Forking $=$ dividing for formulas implies forking $=$ dividing for complete types. Why? Suppose $p(x)\in S(B)$ forks over $A\subseteq B$. Then $p(x)$ contains a formula $\varphi(x,b)$ which forks over $A$. By forking $=$ dividing for formulas, $\varphi(x,b)$ divides over $A$, so $p(x)$ divides over $A$.

But the converse does not hold. Specifically, you might have a formula which forks but does not divide, but nevertheless any complete type containing it divides.

The circular order example and the powerset example above both give examples of forking $\neq$ dividing for complete types. In the circular order example, there is a unique $1$-type $p(x)$ over $\emptyset$, and in the powerset example, there is a unique $1$-type $p(x)$ in the "$X$ sort" over $\emptyset$, and in both examples $p(x)$ forks but does not divide over $\emptyset$. Every example I know in which forking $\neq$ dividing for complete types is closely related to one of these two examples. (That's not to say there aren't other quite different examples - I just don't know them.)

But I do know lots of other of examples of theories in which forking $=$ dividing for complete types, but forking $\neq$ dividing for formulas. This sort of behavior seems to be very common in theories without the strict order property which are not simple.

• In Forking and dividing in Henson graphs, Gabe Conant showed that forking $=$ dividing for complete types in the theory $T_n$ of the generic $K_n$-free graph, for $n\geq 3$, but that every such theory has a formula which forks but does not divide. (These theories are all SOP$_3$ but NSOP$_4$.) The example in $T_3$ is $\bigvee_{1\leq i<j\leq 4} (xEb_i\land xEb_j)$, where $b_1,b_2,b_3,b_4$ is any $4$-tuple with no edges between any of the $b_i$. Each formula $(xEb_i\land xEb_j)$ divides over $\emptyset$, but the disjunction of all $6$ of these formulas does not divide over $\emptyset$.

• In the generic binary function (the model companion of the empty theory in the language with a single binary function symbol $f$), the formula $\varphi(x;b_1,b_2)$ given by $(f(x,b_1) = b_2)\lor x = b_1$ forks but does not divide over $\emptyset$ whenever $b_2$ is not in the substructure $\langle b_1\rangle$ generated by $b_1$. This is because for every indiscernible sequence $(b_1^ib_2^i)_{i\in \omega}$, either the sequence $(b_1^i)$ is constant, in which case $\{x = b_1^i\mid i\in \omega\}$ is consistent, or the $b_1^i$ are pairwise distinct, in which case $\{f(x,b_1^i) = b_2^i\mid i\in \omega\}$ is consistent. Nick Ramsey and I showed that forking $=$ dividing for complete types in this theory (and that the theory is NSOP$_1$) in our paper Generic expansion and Skolemization in NSOP$_1$ theories.

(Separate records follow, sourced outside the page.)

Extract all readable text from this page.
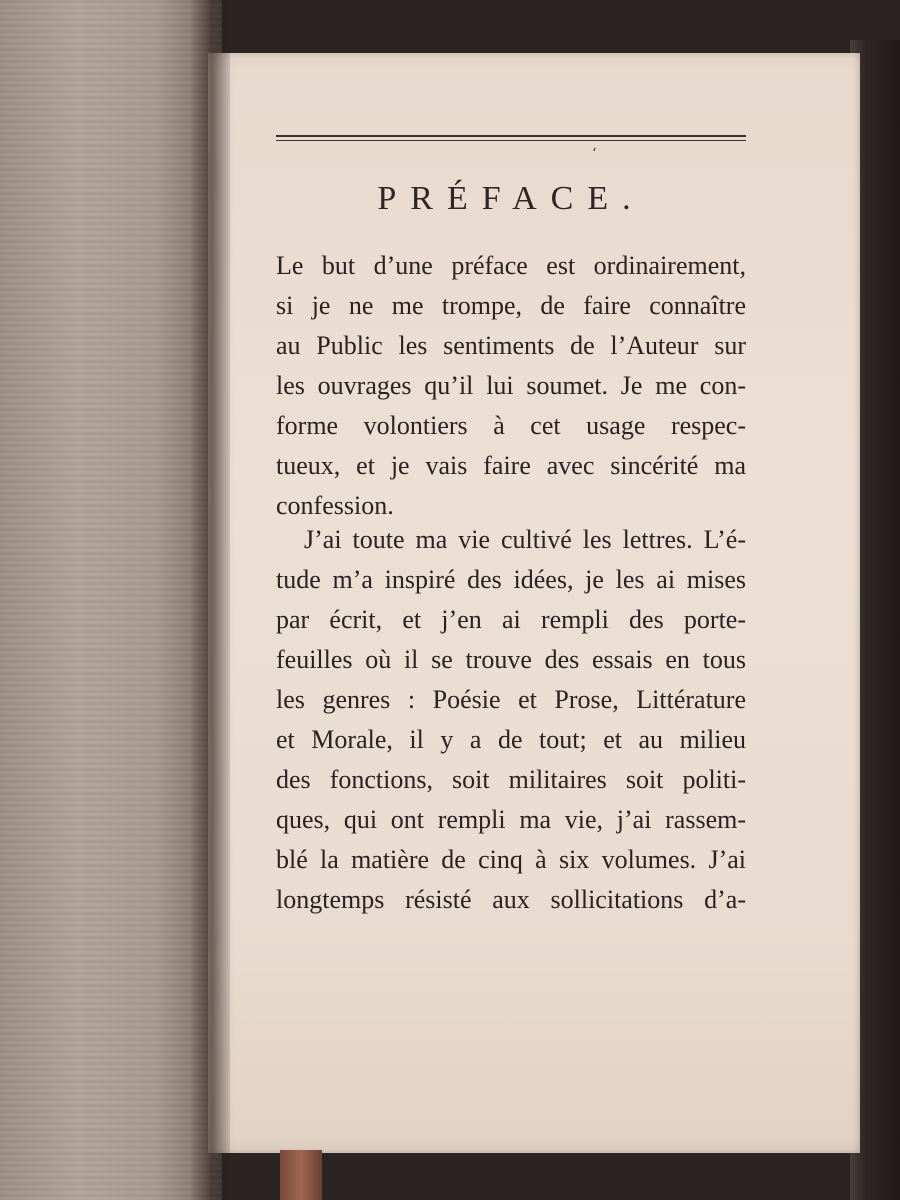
ʻ
PRÉFACE.
Le but d’une préface est ordinairement,
si je ne me trompe, de faire connaître
au Public les sentiments de l’Auteur sur
les ouvrages qu’il lui soumet. Je me con-
forme volontiers à cet usage respec-
tueux, et je vais faire avec sincérité ma
confession.
J’ai toute ma vie cultivé les lettres. L’é-
tude m’a inspiré des idées, je les ai mises
par écrit, et j’en ai rempli des porte-
feuilles où il se trouve des essais en tous
les genres : Poésie et Prose, Littérature
et Morale, il y a de tout; et au milieu
des fonctions, soit militaires soit politi-
ques, qui ont rempli ma vie, j’ai rassem-
blé la matière de cinq à six volumes. J’ai
longtemps résisté aux sollicitations d’a-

• As far as I know, it could be that for all NSOP$_1$ unsimple theories, forking $=$ dividing for complete types, but there is a formula which forks but does not divide. ("As far as I know" doesn't mean "I conjecture"! I haven't even considered this question in every known example.) Certainly examples which are very similar to the previous one occur in other NSOP$_1$ unsimple theories. For another example with a similar flavor, see Proposition 4.23 in my paper Independence in generic incidence structures with Gabe Conant.